More than 25 years ago, toward the end of the war in Vietnam, the US armed forces began introducing a new generation of tactical aircraft. The F-111 and the A-6 flew in the 1960s. Most of the fighters, including the Air Force’s F-15, F-16, and A-10 and the Navy’s F-14 and F-18, entered service in the 1970s. The Marine Corps AV-8B came along in the early 1980s.
The development cycle then shifted to emphasis on strategic systems through the 1980s and mobility systems in the 1990s. Meanwhile, other nations went to school on our tactical aircraft from the 1970s. Today, at least half a dozen advanced foreign fighters have begun to gain parity with–and in some instances, spot advantages over–their US counterparts.
For example, Air Force Chief of Staff Gen. Ronald R. Fogleman, a former F-15 demonstration pilot, told the Congressional Airpower Caucus in March that he flew the Russian Su-27 a few years ago and found it “the equal of any F-15 in terms of engine thrust and airplane maneuverability.” The follow-on Su-35 has better avionics than the Su-27. In certain engagements, it might beat an F-15.
Initially, the services laid plans to introduce the next generation around the turn of the century with eight separate fighter modernization programs.
That was not to be. The armed forces in the 1990s were taking massive reductions, and the defense budget had gone south.
The revised plan was to replace eight types of aircraft with three: the Air Force’s F-22 air-dominance fighter, the Navy’s F/A-18E/F, and the Joint Strike Fighter to be operated by the Air Force, the Navy, and the Marines. Production was to be spread out over 25 years.
The time is now upon us for a funding decision, however, and a clamor has arisen about cost and need. The Pentagon is accused of building an unaffordable “bow wave” into future procurement programs and creating a funding “spike” in the outyear budgets. A January 1997 Congressional Budget Office study exploring options to terminate one of the three fighter programs or reduce quantities by as much as 50 percent was accorded great attention on Capitol Hill and elsewhere in official Washington.
These expressions of dismay seem overwrought. There is no bow wave. The cost of the three fighter programs fits well within the ceiling of the current defense budget proposal. All three aircraft are fully funded as far ahead as the Future Years Defense Plan reaches. Over the six years of the FYDP, these programs consume only 10 percent of the Pentagon investment account (which includes both research and development and procurement). At no point over the next 20 years do the tactical airpower programs exceed 18 percent of the investment account.
The imputed budget spike is, in actuality, the normal upturn in a procurement cycle that bottomed out in 1995 when the Air Force bought no tactical fighters at all.

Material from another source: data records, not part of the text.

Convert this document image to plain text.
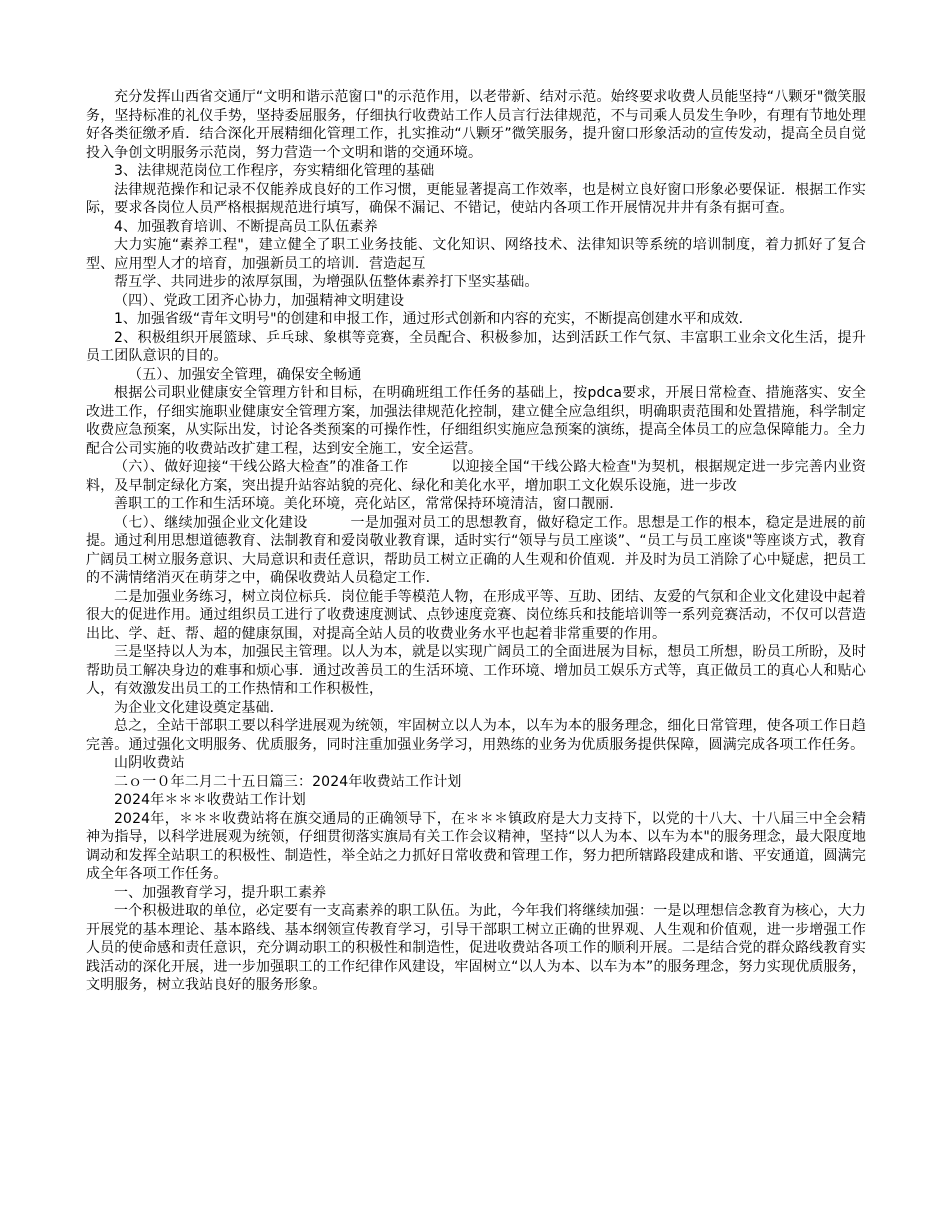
充分发挥山西省交通厅“文明和谐示范窗口"的示范作用，以老带新、结对示范。始终要求收费人员能坚持“八颗牙"微笑服务，坚持标准的礼仪手势，坚持委屈服务，仔细执行收费站工作人员言行法律规范，不与司乘人员发生争吵，有理有节地处理好各类征缴矛盾．结合深化开展精细化管理工作，扎实推动“八颗牙”微笑服务，提升窗口形象活动的宣传发动，提高全员自觉投入争创文明服务示范岗，努力营造一个文明和谐的交通环境。

3、法律规范岗位工作程序，夯实精细化管理的基础

法律规范操作和记录不仅能养成良好的工作习惯，更能显著提高工作效率，也是树立良好窗口形象必要保证．根据工作实际，要求各岗位人员严格根据规范进行填写，确保不漏记、不错记，使站内各项工作开展情况井井有条有据可查。

4、加强教育培训、不断提高员工队伍素养

大力实施“素养工程"，建立健全了职工业务技能、文化知识、网络技术、法律知识等系统的培训制度，着力抓好了复合型、应用型人才的培育，加强新员工的培训．营造起互

帮互学、共同进步的浓厚氛围，为增强队伍整体素养打下坚实基础。

（四）、党政工团齐心协力，加强精神文明建设

1、加强省级“青年文明号"的创建和申报工作，通过形式创新和内容的充实，不断提高创建水平和成效．

2、积极组织开展篮球、乒乓球、象棋等竞赛，全员配合、积极参加，达到活跃工作气氛、丰富职工业余文化生活，提升员工团队意识的目的。

（五）、加强安全管理，确保安全畅通

根据公司职业健康安全管理方针和目标，在明确班组工作任务的基础上，按pdca要求，开展日常检查、措施落实、安全改进工作，仔细实施职业健康安全管理方案，加强法律规范化控制，建立健全应急组织，明确职责范围和处置措施，科学制定收费应急预案，从实际出发，讨论各类预案的可操作性，仔细组织实施应急预案的演练，提高全体员工的应急保障能力。全力配合公司实施的收费站改扩建工程，达到安全施工，安全运营。

（六）、做好迎接“干线公路大检查”的准备工作　　　以迎接全国“干线公路大检查"为契机，根据规定进一步完善内业资料，及早制定绿化方案，突出提升站容站貌的亮化、绿化和美化水平，增加职工文化娱乐设施，进一步改

善职工的工作和生活环境。美化环境，亮化站区，常常保持环境清洁，窗口靓丽．

（七）、继续加强企业文化建设　　　一是加强对员工的思想教育，做好稳定工作。思想是工作的根本，稳定是进展的前提。通过利用思想道德教育、法制教育和爱岗敬业教育课，适时实行“领导与员工座谈”、“员工与员工座谈"等座谈方式，教育广阔员工树立服务意识、大局意识和责任意识，帮助员工树立正确的人生观和价值观．并及时为员工消除了心中疑虑，把员工的不满情绪消灭在萌芽之中，确保收费站人员稳定工作．

二是加强业务练习，树立岗位标兵．岗位能手等模范人物，在形成平等、互助、团结、友爱的气氛和企业文化建设中起着很大的促进作用。通过组织员工进行了收费速度测试、点钞速度竞赛、岗位练兵和技能培训等一系列竞赛活动，不仅可以营造出比、学、赶、帮、超的健康氛围，对提高全站人员的收费业务水平也起着非常重要的作用。

三是坚持以人为本，加强民主管理。以人为本，就是以实现广阔员工的全面进展为目标，想员工所想，盼员工所盼，及时帮助员工解决身边的难事和烦心事．通过改善员工的生活环境、工作环境、增加员工娱乐方式等，真正做员工的真心人和贴心人，有效激发出员工的工作热情和工作积极性，

为企业文化建设奠定基础．

总之，全站干部职工要以科学进展观为统领，牢固树立以人为本，以车为本的服务理念，细化日常管理，使各项工作日趋完善。通过强化文明服务、优质服务，同时注重加强业务学习，用熟练的业务为优质服务提供保障，圆满完成各项工作任务。

山阴收费站

二ｏ一０年二月二十五日篇三：2024年收费站工作计划

2024年＊＊＊收费站工作计划

2024年，＊＊＊收费站将在旗交通局的正确领导下，在＊＊＊镇政府是大力支持下，以党的十八大、十八届三中全会精神为指导，以科学进展观为统领，仔细贯彻落实旗局有关工作会议精神，坚持“以人为本、以车为本"的服务理念，最大限度地调动和发挥全站职工的积极性、制造性，举全站之力抓好日常收费和管理工作，努力把所辖路段建成和谐、平安通道，圆满完成全年各项工作任务。

一、加强教育学习，提升职工素养

一个积极进取的单位，必定要有一支高素养的职工队伍。为此，今年我们将继续加强：一是以理想信念教育为核心，大力开展党的基本理论、基本路线、基本纲领宣传教育学习，引导干部职工树立正确的世界观、人生观和价值观，进一步增强工作人员的使命感和责任意识，充分调动职工的积极性和制造性，促进收费站各项工作的顺利开展。二是结合党的群众路线教育实践活动的深化开展，进一步加强职工的工作纪律作风建设，牢固树立“以人为本、以车为本”的服务理念，努力实现优质服务，文明服务，树立我站良好的服务形象。
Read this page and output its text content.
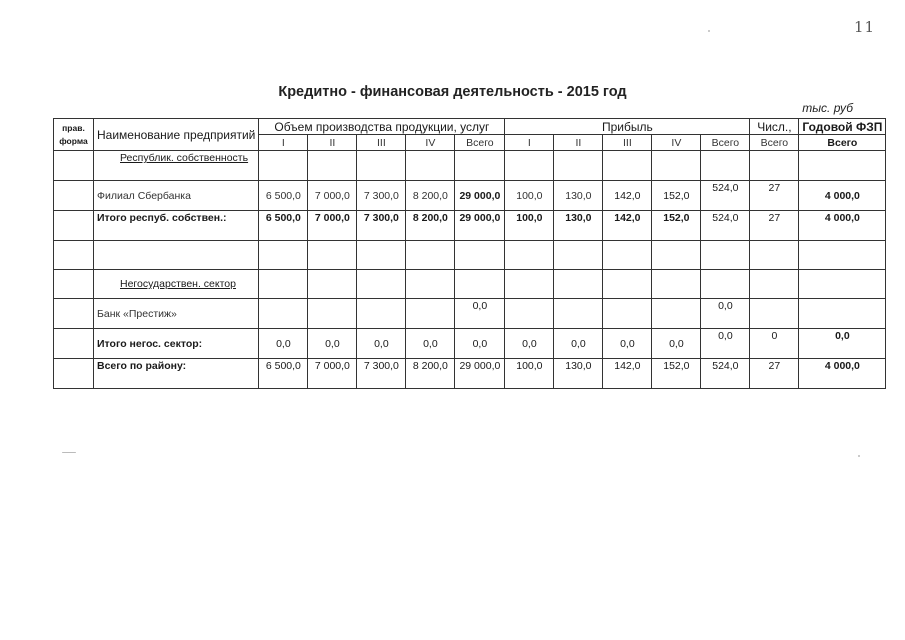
11
Кредитно - финансовая деятельность - 2015 год
тыс. руб
прав.
форма	Наименование предприятий	Объем производства продукции, услуг					Прибыль					Числ.,	Годовой ФЗП
		I	II	III	IV	Всего	I	II	III	IV	Всего	Всего	Всего
	Республик. собственность												
	Филиал Сбербанка	6 500,0	7 000,0	7 300,0	8 200,0	29 000,0	100,0	130,0	142,0	152,0	524,0	27	4 000,0
	Итого респуб. собствен.:	6 500,0	7 000,0	7 300,0	8 200,0	29 000,0	100,0	130,0	142,0	152,0	524,0	27	4 000,0

	Негосударствен. сектор												
	Банк «Престиж»					0,0					0,0		
	Итого негос. сектор:	0,0	0,0	0,0	0,0	0,0	0,0	0,0	0,0	0,0	0,0	0	0,0
	Всего по району:	6 500,0	7 000,0	7 300,0	8 200,0	29 000,0	100,0	130,0	142,0	152,0	524,0	27	4 000,0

The combined cost for the F-22 and the Air Force share of the Joint Strike Fighter will be about four percent of the USAF budget, compared to six percent of the budget spent on the F-15, F-16, and A-10 in the previous round of fighter modernization.
In testimony to Congress, General Fogleman passed up an invitation to seek funding for Air Force aircraft at the expense of production for the other services. He said the nation needs balance in tactical airpower modernization. He left no doubt, however, that the F-22 occupies a special place on the requirements list.
Without the F-22 to ensure control of the air, it is questionable how much the F/A-18s and Joint Strike Fighters would be able to accomplish, to say nothing of the ground forces, who depend on air superiority for survival.
“You will not be able to achieve air superiority nor will you ever come close to air dominance if you are operating with equipment and weapons that are on parity with what the other guy has,” General Fogleman told the Congressional Airpower Caucus.
The Air Force heads into the opening decades of the twenty-first century with its tactical aircraft requirements necked down to two programs, one for air dominance and one for stealthy, precision attack. That is about as short as we can afford to cut it.
US military doctrine is predicated on “full spectrum dominance.” That depends to a great extent on the quality of our airpower and its ability to control the skies, halt an invading enemy in his tracks, and cut off his strategic options.
We have let more than 20 years go by since our last round of tactical aircraft modernization. As we have seen already, other nations do not stop producing new fighters just because we do. The inroads they have made during the lull in US fighter development are not insignificant.
The United States has held the upper hand in tactical airpower so long that we may imagine that our leadership is automatic. That is a dangerous misconception.
In theater conflicts of the future, somebody will control the air and, by means of airpower, dominate the battle. If we do not step up to the requirement for the next generation of fighters, it may not be us.